The National Geographic has a story about the discovery a new dinosaur in Australia. The animal, called Fostoria dhimbangunmal, lived about 150 million years ago. It’s an early member of a group that will eventually evolve into duck-billed hadrosaurs. The bones are opalized and was discovered near a town called Lightning Ridge, famous for brightly colored opals. All the details are in a paper published in the Journal of Vertebrate Paleontology.
“Any time we find a new Australian dinosaur it’s interesting, because we have so few,” says Stephen Poropat, a paleontologist from Swinburne University of Technology in Melbourne who was not on the study team.
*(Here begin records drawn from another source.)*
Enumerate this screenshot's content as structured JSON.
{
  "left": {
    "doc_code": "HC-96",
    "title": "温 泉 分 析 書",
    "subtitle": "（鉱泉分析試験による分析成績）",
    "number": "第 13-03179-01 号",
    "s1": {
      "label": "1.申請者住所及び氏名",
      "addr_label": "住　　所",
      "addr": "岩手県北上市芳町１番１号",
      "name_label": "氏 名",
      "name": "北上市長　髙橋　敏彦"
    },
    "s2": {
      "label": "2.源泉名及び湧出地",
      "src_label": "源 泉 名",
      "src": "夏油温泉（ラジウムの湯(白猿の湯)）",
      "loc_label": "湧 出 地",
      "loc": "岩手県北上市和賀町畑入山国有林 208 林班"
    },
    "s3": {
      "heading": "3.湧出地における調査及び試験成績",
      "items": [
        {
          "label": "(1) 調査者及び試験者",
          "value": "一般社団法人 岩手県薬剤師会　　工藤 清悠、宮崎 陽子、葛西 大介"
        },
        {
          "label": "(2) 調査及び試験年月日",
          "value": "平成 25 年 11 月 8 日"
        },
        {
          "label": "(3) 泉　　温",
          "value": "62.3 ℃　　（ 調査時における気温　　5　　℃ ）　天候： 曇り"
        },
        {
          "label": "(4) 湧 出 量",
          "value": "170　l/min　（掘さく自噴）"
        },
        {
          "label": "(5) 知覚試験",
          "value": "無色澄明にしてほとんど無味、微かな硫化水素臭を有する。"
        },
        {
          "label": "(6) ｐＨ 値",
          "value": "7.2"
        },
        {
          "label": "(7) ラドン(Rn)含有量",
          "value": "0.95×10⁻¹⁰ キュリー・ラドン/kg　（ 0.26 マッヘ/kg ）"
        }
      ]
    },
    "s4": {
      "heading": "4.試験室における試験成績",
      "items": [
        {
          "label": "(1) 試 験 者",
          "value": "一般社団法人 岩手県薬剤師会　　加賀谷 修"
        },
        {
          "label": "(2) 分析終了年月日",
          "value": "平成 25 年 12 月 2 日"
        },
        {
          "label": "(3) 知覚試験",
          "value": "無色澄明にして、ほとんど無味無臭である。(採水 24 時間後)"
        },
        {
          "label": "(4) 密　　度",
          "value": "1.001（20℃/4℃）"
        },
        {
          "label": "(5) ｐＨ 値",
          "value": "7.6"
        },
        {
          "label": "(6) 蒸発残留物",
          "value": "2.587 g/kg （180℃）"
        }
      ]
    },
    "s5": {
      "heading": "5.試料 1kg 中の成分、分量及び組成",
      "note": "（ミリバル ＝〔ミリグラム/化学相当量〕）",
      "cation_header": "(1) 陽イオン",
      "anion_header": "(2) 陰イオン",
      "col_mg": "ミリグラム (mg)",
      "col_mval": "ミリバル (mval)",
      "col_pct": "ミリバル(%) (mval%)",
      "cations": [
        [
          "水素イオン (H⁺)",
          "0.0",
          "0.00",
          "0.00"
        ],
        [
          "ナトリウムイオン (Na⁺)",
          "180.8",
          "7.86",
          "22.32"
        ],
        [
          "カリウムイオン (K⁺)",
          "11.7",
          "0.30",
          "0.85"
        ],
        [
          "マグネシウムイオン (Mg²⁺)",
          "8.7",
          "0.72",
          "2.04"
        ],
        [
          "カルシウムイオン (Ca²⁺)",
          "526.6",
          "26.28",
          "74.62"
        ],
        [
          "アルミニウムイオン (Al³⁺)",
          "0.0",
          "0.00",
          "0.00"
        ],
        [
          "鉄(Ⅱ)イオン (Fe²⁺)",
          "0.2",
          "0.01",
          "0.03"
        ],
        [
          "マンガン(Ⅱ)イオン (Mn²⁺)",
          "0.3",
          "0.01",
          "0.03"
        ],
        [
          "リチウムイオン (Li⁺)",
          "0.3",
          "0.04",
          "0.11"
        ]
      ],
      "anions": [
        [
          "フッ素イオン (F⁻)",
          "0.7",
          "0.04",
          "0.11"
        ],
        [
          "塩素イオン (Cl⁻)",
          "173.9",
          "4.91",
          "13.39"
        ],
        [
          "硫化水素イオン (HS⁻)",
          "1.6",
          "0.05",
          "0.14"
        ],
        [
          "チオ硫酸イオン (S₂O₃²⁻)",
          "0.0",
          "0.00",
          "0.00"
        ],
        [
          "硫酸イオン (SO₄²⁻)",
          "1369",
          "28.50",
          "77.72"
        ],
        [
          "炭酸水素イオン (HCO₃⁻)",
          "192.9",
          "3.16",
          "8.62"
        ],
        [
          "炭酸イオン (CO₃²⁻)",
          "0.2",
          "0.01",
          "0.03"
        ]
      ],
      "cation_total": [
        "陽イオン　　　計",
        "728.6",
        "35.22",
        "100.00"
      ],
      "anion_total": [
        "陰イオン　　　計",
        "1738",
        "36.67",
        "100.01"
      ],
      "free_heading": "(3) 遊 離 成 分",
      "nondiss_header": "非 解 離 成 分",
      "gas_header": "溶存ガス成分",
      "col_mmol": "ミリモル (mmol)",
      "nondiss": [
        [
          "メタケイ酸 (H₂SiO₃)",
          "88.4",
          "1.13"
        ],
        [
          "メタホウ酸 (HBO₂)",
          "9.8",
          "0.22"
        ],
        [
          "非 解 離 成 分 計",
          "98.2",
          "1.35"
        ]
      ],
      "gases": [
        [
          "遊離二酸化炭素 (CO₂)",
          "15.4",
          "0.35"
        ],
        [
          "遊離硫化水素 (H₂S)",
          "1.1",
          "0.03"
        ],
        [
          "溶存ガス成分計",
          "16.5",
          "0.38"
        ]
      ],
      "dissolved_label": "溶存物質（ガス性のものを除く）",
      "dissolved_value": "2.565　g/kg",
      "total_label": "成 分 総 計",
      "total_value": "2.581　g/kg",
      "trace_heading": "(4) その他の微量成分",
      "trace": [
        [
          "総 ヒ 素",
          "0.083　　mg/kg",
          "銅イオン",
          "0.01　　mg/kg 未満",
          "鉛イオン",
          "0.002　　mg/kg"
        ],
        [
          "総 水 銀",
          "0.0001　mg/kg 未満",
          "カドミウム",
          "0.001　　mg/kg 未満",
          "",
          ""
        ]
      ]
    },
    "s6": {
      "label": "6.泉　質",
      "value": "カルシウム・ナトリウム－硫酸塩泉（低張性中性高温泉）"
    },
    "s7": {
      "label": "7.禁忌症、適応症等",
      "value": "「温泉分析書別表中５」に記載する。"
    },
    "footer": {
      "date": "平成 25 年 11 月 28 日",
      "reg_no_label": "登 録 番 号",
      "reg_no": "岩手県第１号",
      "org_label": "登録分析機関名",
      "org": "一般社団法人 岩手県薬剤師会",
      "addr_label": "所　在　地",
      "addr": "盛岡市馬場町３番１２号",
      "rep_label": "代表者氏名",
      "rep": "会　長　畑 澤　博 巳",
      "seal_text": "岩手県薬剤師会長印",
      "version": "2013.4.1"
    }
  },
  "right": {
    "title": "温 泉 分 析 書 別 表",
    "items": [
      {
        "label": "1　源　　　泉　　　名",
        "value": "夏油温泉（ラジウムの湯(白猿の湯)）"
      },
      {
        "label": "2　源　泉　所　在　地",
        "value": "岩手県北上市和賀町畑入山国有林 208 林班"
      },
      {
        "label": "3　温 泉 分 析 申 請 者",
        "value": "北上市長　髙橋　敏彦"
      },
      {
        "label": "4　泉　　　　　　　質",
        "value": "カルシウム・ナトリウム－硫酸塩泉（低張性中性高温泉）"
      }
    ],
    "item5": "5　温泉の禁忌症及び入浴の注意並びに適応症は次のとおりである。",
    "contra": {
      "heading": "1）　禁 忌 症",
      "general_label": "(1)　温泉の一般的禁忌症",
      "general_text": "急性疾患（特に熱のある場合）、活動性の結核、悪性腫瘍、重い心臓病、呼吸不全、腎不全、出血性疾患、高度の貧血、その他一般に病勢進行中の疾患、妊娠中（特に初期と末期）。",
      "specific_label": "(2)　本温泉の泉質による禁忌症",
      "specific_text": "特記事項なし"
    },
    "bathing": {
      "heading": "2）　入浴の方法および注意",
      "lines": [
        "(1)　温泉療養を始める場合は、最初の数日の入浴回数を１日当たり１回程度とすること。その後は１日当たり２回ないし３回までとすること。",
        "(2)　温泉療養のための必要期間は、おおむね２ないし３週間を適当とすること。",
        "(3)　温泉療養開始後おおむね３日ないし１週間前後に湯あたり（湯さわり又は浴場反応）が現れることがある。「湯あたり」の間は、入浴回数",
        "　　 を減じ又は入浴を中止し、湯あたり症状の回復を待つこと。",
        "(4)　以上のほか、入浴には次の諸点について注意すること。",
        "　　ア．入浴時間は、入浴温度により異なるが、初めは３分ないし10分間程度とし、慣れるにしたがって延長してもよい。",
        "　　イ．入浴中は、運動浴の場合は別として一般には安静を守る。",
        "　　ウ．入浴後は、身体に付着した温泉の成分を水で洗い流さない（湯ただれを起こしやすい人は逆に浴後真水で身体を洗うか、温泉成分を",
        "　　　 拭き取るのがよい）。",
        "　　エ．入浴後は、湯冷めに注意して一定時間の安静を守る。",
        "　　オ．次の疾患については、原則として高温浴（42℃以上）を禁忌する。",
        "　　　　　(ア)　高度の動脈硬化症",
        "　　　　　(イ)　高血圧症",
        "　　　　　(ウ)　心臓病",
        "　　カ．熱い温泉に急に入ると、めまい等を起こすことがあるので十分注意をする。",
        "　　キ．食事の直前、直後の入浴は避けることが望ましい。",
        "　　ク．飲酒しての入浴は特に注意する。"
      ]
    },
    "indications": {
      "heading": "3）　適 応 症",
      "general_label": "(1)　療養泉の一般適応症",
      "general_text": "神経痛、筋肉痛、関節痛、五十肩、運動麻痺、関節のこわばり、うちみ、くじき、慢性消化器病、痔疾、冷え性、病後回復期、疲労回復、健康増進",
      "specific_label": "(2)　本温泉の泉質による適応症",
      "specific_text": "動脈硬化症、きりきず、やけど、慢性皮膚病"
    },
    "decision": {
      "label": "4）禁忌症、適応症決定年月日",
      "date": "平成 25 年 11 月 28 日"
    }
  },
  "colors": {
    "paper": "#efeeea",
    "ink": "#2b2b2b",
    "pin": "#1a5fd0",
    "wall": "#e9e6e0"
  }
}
The tally of known Australian dinosaurs is currently around 24, he notes, including Weewarrasaurus, another species from Lightning Ridge described last year.
The newest species, Fostoria dhimbangunmal, was an Iguanodon-like dinosaur that lived about a hundred million years ago during the mid-Cretaceous period, when this region was a broad floodplain with lakes and rivers flowing into the inland Eromanga Sea.
“The floodplains were frequently wet and richly vegetated, meaning they were a good place for plant-eating dinosaurs,” says study leader Phil Bell, a paleontologist at the University of New England in Armidale, New South Wales.
Studying dinosaurs from the time slice at Lightning Ridge is important, Poropat adds, as the world was then experiencing the warmest conditions of the past 150 million years.
“These dinosaurs were living in a really incredible greenhouse Earth,” he says. “The globe would have potentially looked quite different, and these fossils can tell us how these dinosaurs were coping.”